Ah, I see what you mean, thanks for elaborating!

Yes, if all artifacts were already deleted, then I think this check is just to make sure that there are no failed ArtifactGC Pods laying around? 🤔 cc @juliev0

juliev0 commented 2 weeks ago

Hey all. This is really interesting. You've definitely happened upon at least one bug. But you know, while the LabelKeyCompleted label is being set to "false", it seems I never actually set it to "true" or deleted it, so it shouldn't actually be bypassed by that Informer. Do you agree?

(in which case, we can decide if it should even have that label)

juliev0 commented 2 weeks ago

Looking at the anyPodSuccess code, I think it was probably just for the purpose of eliminating unnecessary work by the way, to avoid doing the woc.allArtifactsDeleted() check if none of the Artifact GC Pods had even finished and succeeded yet.

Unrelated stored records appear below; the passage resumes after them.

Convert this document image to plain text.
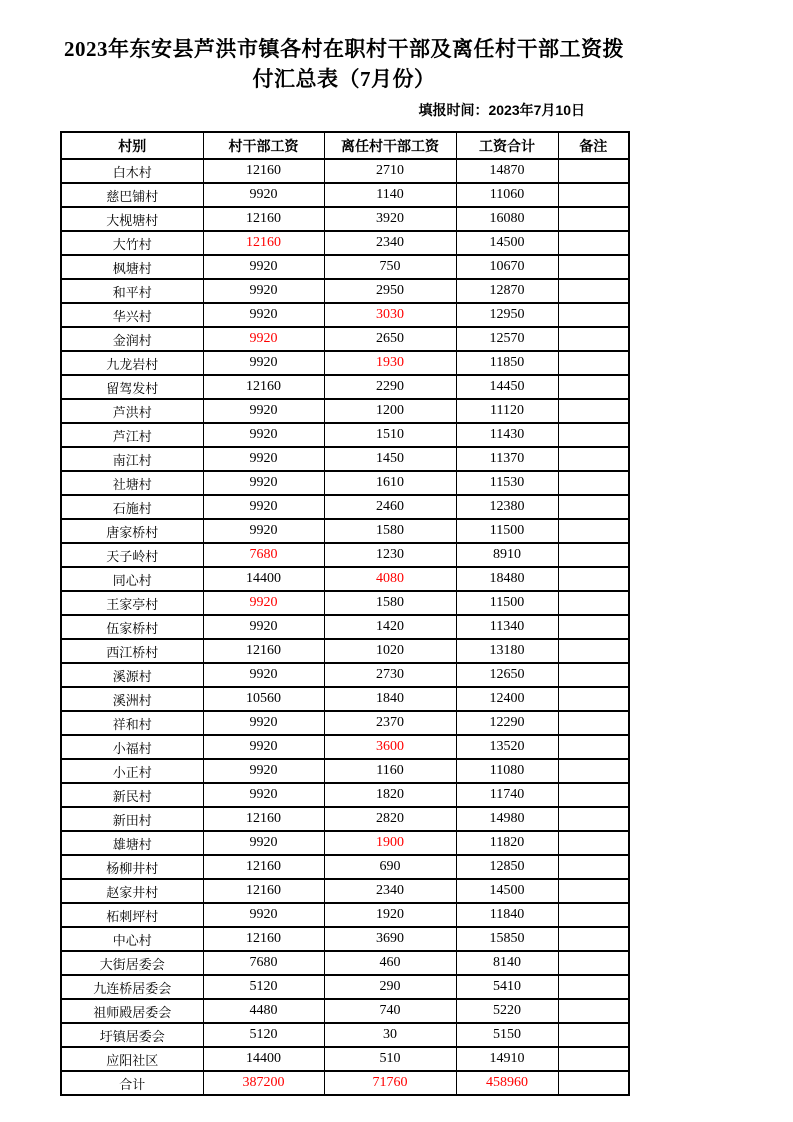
2023年东安县芦洪市镇各村在职村干部及离任村干部工资拨
付汇总表（7月份）
填报时间：2023年7月10日
村别	村干部工资	离任村干部工资	工资合计	备注
白木村	12160	2710	14870	
慈巴铺村	9920	1140	11060	
大枧塘村	12160	3920	16080	
大竹村	12160	2340	14500	
枫塘村	9920	750	10670	
和平村	9920	2950	12870	
华兴村	9920	3030	12950	
金润村	9920	2650	12570	
九龙岩村	9920	1930	11850	
留驾发村	12160	2290	14450	
芦洪村	9920	1200	11120	
芦江村	9920	1510	11430	
南江村	9920	1450	11370	
社塘村	9920	1610	11530	
石施村	9920	2460	12380	
唐家桥村	9920	1580	11500	
天子岭村	7680	1230	8910	
同心村	14400	4080	18480	
王家亭村	9920	1580	11500	
伍家桥村	9920	1420	11340	
西江桥村	12160	1020	13180	
溪源村	9920	2730	12650	
溪洲村	10560	1840	12400	
祥和村	9920	2370	12290	
小福村	9920	3600	13520	
小正村	9920	1160	11080	
新民村	9920	1820	11740	
新田村	12160	2820	14980	
雄塘村	9920	1900	11820	
杨柳井村	12160	690	12850	
赵家井村	12160	2340	14500	
柘刺坪村	9920	1920	11840	
中心村	12160	3690	15850	
大街居委会	7680	460	8140	
九连桥居委会	5120	290	5410	
祖师殿居委会	4480	740	5220	
圩镇居委会	5120	30	5150	
应阳社区	14400	510	14910	
合计	387200	71760	458960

juliev0 commented 2 weeks ago

Now I'm seeing in your PR that you mention that the Workflow failed due to not being able to run the image. Okay, let me respond over there...

So, it seems like root cause is really that you never had any ArtifactGC Pods to begin with, right? And the anyPodSuccess code is written with the expectation that if you have ArtifactGC configured in the Workflow, you'll have at least one Artifact that gets GC'ed.